To make matters worse, the financial services segment fell into turmoil.
"We knew that our banking customers were concerned about the subprime prices and what impact that might have globally on their business," Morgan said. "So we were watching it pretty closely, knowing it put us at risk."
He said the financial services customers pulled back on spending, which triggered a drop in Acxiom's earnings.
For the first two quarters of fiscal 2008, Acxiom's balance sheet wasn't as healthy as it had been in fiscal 2007.
In the first quarter of fiscal 2008, which ended June 30, Acxiom reported a loss of $11.5 million, which included $15.1 million in costs related to the pending sale. Still, without the unusual expenses, Acxiom would have made $9.1 million in the quarter, though that would have been off nearly 50 percent from the same quarter in fiscal 2007.
And Acxiom's earnings in the second quarter of fiscal 2008 were off about 50 percent from the same period in fiscal 2007.
Morgan said the poor quarters impacted the attractiveness of the sale.
At the end of September, several news outlets were reporting the deal was in danger of collapsing.
On Oct. 1, the deal was officially off the table. ValueAct and Silver Lake agreed to pay Acxiom a $65 million break-up fee to walk away from the company. The fee was negotiated down from the $110 million break-up fee that the deal originally specified.
In the Aftermath
After the deal collapsed, MMI Investments dumped nearly all its shares of Acxiom stock.
ValueAct Capital Partner's Jeffrey Ubben, who also sits on Acxiom's board of directors, told Forbes after the deal fell apart that "I feel like we can fix this. I don't think it's clear yet, but I'm committed to stay on the board."
Morgan said it was understandable that Ubben would support the company because of ValueAct Capital's investment.

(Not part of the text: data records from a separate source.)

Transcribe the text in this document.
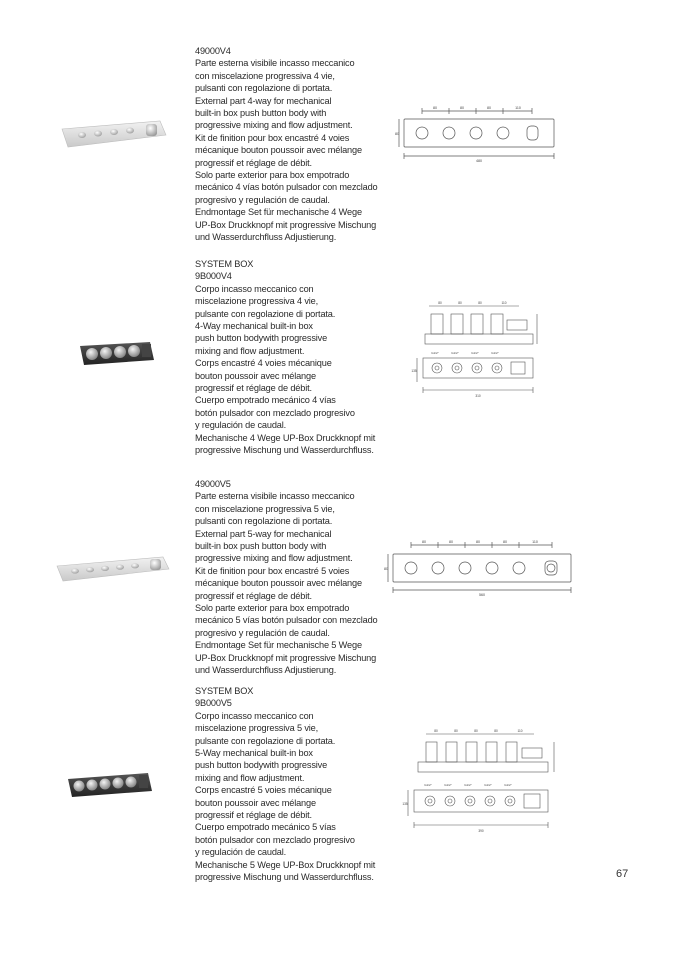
49000V4
Parte esterna visibile incasso meccanico
con miscelazione progressiva 4 vie,
pulsanti con regolazione di portata.
External part 4-way for mechanical
built-in box push button body with
progressive mixing and flow adjustment.
Kit de finition pour box encastré 4 voies
mécanique bouton poussoir avec mélange
progressif et réglage de débit.
Solo parte exterior para box empotrado
mecánico 4 vías botón pulsador con mezclado
progresivo y regulación de caudal.
Endmontage Set für mechanische 4 Wege
UP-Box Druckknopf mit progressive Mischung
und Wasserdurchfluss Adjustierung.
80	80	80	110
80
480
SYSTEM BOX
9B000V4
Corpo incasso meccanico con
miscelazione progressiva 4 vie,
pulsante con regolazione di portata.
4-Way mechanical built-in box
push button bodywith progressive
mixing and flow adjustment.
Corps encastré 4 voies mécanique
bouton poussoir avec mélange
progressif et réglage de débit.
Cuerpo empotrado mecánico 4 vías
botón pulsador con mezclado progresivo
y regulación de caudal.
Mechanische 4 Wege UP-Box Druckknopf mit
progressive Mischung und Wasserdurchfluss.
80	80	80	110
G1/2"	G1/2"	G1/2"	G1/2"
135
310
49000V5
Parte esterna visibile incasso meccanico
con miscelazione progressiva 5 vie,
pulsanti con regolazione di portata.
External part 5-way for mechanical
built-in box push button body with
progressive mixing and flow adjustment.
Kit de finition pour box encastré 5 voies
mécanique bouton poussoir avec mélange
progressif et réglage de débit.
Solo parte exterior para box empotrado
mecánico 5 vías botón pulsador con mezclado
progresivo y regulación de caudal.
Endmontage Set für mechanische 5 Wege
UP-Box Druckknopf mit progressive Mischung
und Wasserdurchfluss Adjustierung.
80	80	80	80	110
80
560
SYSTEM BOX
9B000V5
Corpo incasso meccanico con
miscelazione progressiva 5 vie,
pulsante con regolazione di portata.
5-Way mechanical built-in box
push button bodywith progressive
mixing and flow adjustment.
Corps encastré 5 voies mécanique
bouton poussoir avec mélange
progressif et réglage de débit.
Cuerpo empotrado mecánico 5 vías
botón pulsador con mezclado progresivo
y regulación de caudal.
Mechanische 5 Wege UP-Box Druckknopf mit
progressive Mischung und Wasserdurchfluss.
80	80	80	80	110
G1/2"	G1/2"	G1/2"	G1/2"	G1/2"
135
390
67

It owns 10.3 million shares of Acxiom, or nearly 13 percent.
Ubben didn't return a call for comment.
"He has made a big bid, and clearly he's anxious to do anything he can to see the stock price recover," Morgan said. "I think he is fundamentally trying to give people confidence that everything is going to be OK."
In the meantime, Ubben has made several trips from San Francisco to talk to CEO candidates.
Morgan said he doesn't know what he would have done differently in handling the sale."When we started the process, nobody had heard of subprime crises," Morgan said. "If somehow we could have seen the future, we obviously never even would have started the process."